Conferenza Regioni Doc 16.12.10

(regioni.it) Il decreto sull’individuazione dei criteri di gara e di valutazione dell’offerta per l’affidamento del servizio di distribuzione del gas ha ricevuto (nel corso della Conferenza Unificata del 16 dicembre) un parere favorevole condizionato all’accoglimento di alcuni emendamenti con osservazioni non vincolanti.

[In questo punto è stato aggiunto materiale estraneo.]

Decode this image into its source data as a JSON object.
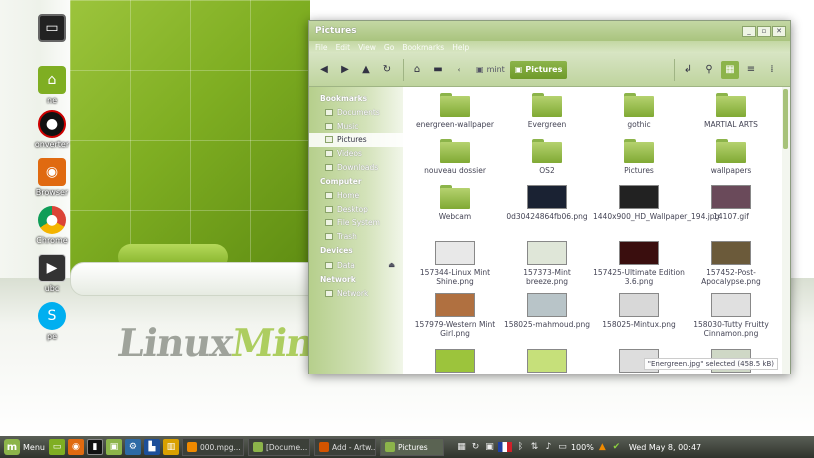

Tali proposte sono contenute in undocumento che è stato consegnato all’esecutivo e che è stato pubblicato nella sezione “conferenze” del sito www.regioni.it . Il link è:
Si riporta di seguito il testo integrale
CONFERENZA DELLE REGIONI E DELLE PROVINCE AUTONOME - 10/136/CU19/C5
Punto 19) Odg Conferenza Unificata
La Conferenza delle Regioni e delle Province autonome esprime parere favorevole condizionato all’accoglimento dei seguenti emendamenti con le seguenti osservazioni non vincolanti:
a)       Art. 1 – Definizioni - Andrebbe ampliato il numero delle definizioni, per evitare difficoltà interpretative; a tale riguardo, si potrebbero aggiungere definizioni relative a: “contratto di servizio”, “obbligazioni finanziarie in essere”, “valore delle immobilizzazioni nette”, “banca dati di utenza”, “pezzi speciali”, “costi di capitale di località”;
b)       Art. 2, c. 1 e 2 – Nel caso di ambiti comprendenti Comuni appartenenti a Province diverse, occorre indicare un criterio per individuare la Provincia cui competano gli adempimenti previsti;
c)       Art. 3, c. 1 - Sarebbe opportuno far precedere l’intervento della Regione, in caso di inerzia, nell’avvio della procedura di gara da una diffida della stessa nei confronti delle Amministrazioni inadempienti contenente un termine perentorio trascorso il quale la Regione avvia la procedura;
d)       Art. 4 c . 9 - Se la messa a disposizione della banca dati di utenza dovesse comportare interventi onerosi su sistemi informatici, i relativi oneri dovrebbero essere a carico del gestore subentrante. Si potrebbe anche prevedere la messa a disposizione della banca dati in service , a fronte di un canone concordato;
e)       Art. 10 – Tra i requisiti richiesti alle ditte concorrenti per la partecipazione alla gara sarebbe opportuno prevedere che i soggetti partecipanti dimostrino il possesso da almeno un anno di un adeguato codice etico, la cui valutazione potrebbe essere inserita fra i criteri di valutazione di cui al successivo art. 12.
Roma, 16 dicembre 2010
 
(red/21.12.10)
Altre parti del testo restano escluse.